JPS62186000A - Improvement of method of assembling tunnel lining - Google Patents

Abstract

(57) [Summary] This bulletin contains application data before electronic filing, so abstract data is not recorded.

Description

[Detailed description of the invention] The present invention relates to a method of assembling a tunnel lining.

The main method of widening tunnel segments in cohesive soils is the well-known and often tried tunneling technique, which has the advantage of leaving little or no voids around the tunnel lining that need to be filled with grout. be.

In non-cohesive soils, when digging a tunnel it is necessary to use a tunneling shield to support the tunnel by assembling each tunnel lining ring and then advancing the shield to lower this ring into the ground. leave it in As a result, a void previously occupied by the shield is created around the ring, which must subsequently be filled with grout to support the soil around the ring.

The present invention provides a method for assembling a tunnel lining using a shield for tunnel excavation, in which a ring made of segments is assembled, and a recess is made on the outer periphery of the ring at the tip of the ring in the forward direction along the tunnel. A ring consisting of segments, each segment having a recess in its outer periphery, is assembled within the shield, and the shield is advanced relative to the assembled ring until the rear end of the shield is located in the recess in the distal end of the ring, and the ring is moved around the ring. The ring is expanded and pressed against the tunnel by separating adjacent segments at at least one location, supporting the tunnel wall at that location against collapse, and inserting a supplementary segment between the adjacent segments. Provided is a method characterized by completing a ring.

Because the ring is expanded and pressed into the ground, the need for grouting around the ring is minimized and in most cases eliminated.

Preferably, the ground support cover is positioned over the joint between adjacent segments where the segment ends should be separated to expand the ring to support the complementary segment.

In one particular method, a ground support cover is provided for each ring to be assembled, and this ground support cover is left in place across the gap between the separated ends of the rings after the supplementary segment has been inserted.

In another method, the ground support cover comprises a portion of the shield that extends from the rear end of the shield and covers the area of the ring separating adjacent segments.

In any of the claims, the ring ″
When assembling the segments into the shield, the segments are loosely connected to each other, and after expansion of the rings and insertion of the complementary segments, the connection between the rings is finally tightened.

When the ring segments are assembled in the shield, they are loosely connected to the previously assembled ring segments and, after ring expansion and insertion of the supplementary segments described above, are connected to the newly assembled ring segments.

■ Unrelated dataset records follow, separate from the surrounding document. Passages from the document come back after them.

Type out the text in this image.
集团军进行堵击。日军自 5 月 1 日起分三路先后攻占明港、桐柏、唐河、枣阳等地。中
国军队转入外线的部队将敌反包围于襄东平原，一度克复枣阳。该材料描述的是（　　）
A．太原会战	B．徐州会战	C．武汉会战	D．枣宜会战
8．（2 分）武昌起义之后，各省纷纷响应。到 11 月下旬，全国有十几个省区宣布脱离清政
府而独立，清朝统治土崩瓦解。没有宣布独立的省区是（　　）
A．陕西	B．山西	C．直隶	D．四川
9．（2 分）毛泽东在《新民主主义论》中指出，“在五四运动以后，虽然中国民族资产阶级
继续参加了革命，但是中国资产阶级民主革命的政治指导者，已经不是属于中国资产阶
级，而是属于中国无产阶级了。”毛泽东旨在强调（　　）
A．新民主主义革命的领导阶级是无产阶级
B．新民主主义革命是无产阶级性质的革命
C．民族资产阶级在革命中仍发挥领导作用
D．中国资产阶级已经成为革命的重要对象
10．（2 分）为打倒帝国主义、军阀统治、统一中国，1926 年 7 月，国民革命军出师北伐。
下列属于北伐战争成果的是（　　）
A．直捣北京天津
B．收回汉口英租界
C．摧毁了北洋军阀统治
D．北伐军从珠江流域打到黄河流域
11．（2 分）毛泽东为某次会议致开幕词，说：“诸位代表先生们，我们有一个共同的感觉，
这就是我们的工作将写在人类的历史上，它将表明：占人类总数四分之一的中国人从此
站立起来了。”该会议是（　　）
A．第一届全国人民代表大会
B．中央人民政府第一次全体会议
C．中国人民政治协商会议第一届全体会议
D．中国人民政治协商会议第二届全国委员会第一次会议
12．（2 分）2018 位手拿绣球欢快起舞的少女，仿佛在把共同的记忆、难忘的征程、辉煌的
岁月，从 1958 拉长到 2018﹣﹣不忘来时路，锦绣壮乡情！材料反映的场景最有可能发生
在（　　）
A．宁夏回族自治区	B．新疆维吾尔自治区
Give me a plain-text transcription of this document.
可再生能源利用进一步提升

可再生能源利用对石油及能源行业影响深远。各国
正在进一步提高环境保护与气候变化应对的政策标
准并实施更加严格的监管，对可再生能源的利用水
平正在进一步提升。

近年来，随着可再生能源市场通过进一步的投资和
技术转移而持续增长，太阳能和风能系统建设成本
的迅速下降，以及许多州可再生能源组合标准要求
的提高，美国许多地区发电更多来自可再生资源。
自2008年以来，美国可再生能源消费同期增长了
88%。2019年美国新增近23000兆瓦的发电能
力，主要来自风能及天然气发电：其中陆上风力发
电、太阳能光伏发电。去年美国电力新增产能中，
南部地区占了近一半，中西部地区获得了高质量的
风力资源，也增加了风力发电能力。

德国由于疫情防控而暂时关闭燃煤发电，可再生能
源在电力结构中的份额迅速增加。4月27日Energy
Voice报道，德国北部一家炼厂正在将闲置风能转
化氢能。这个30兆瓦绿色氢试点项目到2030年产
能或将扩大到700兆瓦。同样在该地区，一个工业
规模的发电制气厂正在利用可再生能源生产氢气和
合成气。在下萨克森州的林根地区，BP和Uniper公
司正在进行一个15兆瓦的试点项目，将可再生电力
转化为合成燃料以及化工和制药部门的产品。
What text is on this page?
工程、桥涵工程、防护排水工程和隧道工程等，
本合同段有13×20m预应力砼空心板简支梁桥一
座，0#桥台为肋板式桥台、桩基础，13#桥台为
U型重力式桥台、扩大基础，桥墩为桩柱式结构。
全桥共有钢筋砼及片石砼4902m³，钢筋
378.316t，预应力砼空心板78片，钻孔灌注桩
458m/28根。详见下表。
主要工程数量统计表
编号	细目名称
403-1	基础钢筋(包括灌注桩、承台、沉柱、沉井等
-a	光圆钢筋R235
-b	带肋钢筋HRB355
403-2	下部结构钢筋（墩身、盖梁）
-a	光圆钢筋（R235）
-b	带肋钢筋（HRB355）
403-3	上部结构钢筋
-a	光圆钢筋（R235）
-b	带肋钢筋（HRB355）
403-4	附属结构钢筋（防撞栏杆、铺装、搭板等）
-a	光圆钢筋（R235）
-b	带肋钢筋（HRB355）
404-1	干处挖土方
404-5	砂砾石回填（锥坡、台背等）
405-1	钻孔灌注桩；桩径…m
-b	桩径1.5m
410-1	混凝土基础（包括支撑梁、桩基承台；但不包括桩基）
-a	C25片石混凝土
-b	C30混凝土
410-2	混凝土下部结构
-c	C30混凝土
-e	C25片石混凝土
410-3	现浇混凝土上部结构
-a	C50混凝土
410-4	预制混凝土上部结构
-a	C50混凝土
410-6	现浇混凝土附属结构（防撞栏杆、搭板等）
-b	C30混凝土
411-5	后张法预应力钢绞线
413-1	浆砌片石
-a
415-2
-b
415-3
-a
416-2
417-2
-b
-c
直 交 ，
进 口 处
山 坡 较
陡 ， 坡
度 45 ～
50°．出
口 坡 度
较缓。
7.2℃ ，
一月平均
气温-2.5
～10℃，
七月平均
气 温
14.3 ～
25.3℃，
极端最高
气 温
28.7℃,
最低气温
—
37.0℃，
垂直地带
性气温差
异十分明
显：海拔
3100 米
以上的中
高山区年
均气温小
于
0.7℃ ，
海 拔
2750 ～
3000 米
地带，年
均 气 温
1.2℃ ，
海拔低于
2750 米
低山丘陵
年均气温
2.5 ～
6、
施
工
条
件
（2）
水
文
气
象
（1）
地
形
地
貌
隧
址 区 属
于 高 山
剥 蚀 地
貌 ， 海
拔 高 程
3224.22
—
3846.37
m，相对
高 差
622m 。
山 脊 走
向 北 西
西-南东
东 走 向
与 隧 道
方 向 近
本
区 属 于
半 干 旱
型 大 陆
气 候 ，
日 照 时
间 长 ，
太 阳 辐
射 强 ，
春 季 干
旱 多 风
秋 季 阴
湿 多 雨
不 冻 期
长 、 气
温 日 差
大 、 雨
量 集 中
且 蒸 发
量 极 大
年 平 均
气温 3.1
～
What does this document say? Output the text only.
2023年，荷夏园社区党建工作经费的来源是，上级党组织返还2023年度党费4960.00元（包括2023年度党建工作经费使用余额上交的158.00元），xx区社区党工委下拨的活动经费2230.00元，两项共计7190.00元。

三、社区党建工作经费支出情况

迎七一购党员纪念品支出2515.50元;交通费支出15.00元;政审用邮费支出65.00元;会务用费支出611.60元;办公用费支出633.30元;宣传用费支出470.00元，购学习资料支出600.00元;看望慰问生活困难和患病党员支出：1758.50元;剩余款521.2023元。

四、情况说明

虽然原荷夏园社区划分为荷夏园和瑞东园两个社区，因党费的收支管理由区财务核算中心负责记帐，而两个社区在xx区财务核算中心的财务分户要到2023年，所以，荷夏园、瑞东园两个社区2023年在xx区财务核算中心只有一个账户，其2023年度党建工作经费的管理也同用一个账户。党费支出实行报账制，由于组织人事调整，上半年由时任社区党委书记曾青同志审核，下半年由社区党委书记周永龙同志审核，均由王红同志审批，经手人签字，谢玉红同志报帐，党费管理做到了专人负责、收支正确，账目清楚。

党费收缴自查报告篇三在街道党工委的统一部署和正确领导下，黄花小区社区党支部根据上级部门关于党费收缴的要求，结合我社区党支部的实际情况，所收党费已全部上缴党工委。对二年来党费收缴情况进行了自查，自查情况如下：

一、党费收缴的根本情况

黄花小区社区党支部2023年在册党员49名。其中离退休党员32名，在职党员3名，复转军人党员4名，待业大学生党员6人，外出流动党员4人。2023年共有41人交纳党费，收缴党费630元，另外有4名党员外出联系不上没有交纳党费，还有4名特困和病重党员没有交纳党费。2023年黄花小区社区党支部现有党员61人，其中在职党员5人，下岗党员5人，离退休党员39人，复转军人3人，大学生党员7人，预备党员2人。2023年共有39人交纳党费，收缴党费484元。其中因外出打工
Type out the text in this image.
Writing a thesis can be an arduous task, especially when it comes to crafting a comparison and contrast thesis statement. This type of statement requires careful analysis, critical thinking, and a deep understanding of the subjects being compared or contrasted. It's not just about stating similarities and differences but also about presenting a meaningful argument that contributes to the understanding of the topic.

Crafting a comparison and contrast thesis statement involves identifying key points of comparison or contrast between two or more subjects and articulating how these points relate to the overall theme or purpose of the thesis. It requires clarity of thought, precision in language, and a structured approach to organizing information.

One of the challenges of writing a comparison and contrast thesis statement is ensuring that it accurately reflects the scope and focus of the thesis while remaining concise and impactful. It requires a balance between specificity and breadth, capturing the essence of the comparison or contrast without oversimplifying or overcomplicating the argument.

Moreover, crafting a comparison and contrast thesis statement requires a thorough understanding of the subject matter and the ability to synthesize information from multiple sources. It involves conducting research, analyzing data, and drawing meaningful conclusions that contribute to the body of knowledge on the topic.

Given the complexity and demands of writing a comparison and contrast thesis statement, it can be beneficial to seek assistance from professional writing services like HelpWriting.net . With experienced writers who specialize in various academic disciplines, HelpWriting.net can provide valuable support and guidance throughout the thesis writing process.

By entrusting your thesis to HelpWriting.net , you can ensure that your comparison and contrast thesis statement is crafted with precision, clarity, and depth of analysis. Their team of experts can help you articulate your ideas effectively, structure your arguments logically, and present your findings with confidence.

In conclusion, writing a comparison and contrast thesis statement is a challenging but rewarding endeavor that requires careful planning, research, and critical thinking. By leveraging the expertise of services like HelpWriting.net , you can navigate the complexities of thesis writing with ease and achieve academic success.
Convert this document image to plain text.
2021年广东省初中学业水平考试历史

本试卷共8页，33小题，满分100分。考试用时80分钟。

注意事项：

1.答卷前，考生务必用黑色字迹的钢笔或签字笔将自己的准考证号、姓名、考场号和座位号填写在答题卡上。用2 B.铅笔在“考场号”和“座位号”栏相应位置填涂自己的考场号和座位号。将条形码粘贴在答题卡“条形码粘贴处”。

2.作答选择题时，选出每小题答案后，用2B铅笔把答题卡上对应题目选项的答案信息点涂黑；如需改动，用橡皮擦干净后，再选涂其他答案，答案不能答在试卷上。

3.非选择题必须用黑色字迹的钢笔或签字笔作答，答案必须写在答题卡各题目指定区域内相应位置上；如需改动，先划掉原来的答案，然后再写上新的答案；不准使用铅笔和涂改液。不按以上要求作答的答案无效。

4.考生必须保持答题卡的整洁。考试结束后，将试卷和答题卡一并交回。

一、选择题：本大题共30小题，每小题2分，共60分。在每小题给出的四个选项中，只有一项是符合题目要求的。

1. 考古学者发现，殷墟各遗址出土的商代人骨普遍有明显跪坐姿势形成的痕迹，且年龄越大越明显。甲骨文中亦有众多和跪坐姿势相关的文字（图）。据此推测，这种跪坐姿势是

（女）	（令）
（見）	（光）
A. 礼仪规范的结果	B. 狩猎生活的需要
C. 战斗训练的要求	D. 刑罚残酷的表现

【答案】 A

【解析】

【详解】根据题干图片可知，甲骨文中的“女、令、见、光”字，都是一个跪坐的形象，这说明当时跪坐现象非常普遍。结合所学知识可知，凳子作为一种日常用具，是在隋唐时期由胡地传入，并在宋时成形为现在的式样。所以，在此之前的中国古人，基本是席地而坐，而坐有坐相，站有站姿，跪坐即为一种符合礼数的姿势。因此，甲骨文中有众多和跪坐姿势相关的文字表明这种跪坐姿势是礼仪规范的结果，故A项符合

Tighten the connections with previously assembled ring segments.

According to one method of the invention, the segments are connected to each other by bolts.

Other methods connect the segments to each other by radially extensible fasteners driven between overlapping hoops projecting from the edges of adjacent pairs of segments, and then expand the segments into hoops. Press and pull the ends of the segments together.

In yet another method, the edges of adjacent pairs of segments in each ring are adapted to mate with each other and create a radially self-supporting joint of the joint with respect to the axis of the ring of segments. It is best to be molded into

In any of the above methods, the adjacent ends of the ring segments are preferably formed to taper toward the rear end of the ring in the direction of driving the tunnel, and the complementary segment is formed using a tapered wedge key. After the shield is advanced and the rear end of the shield is engaged with the circumferential recess of the ring, the tapered wedge key is preferably driven between the pair of tapered ends.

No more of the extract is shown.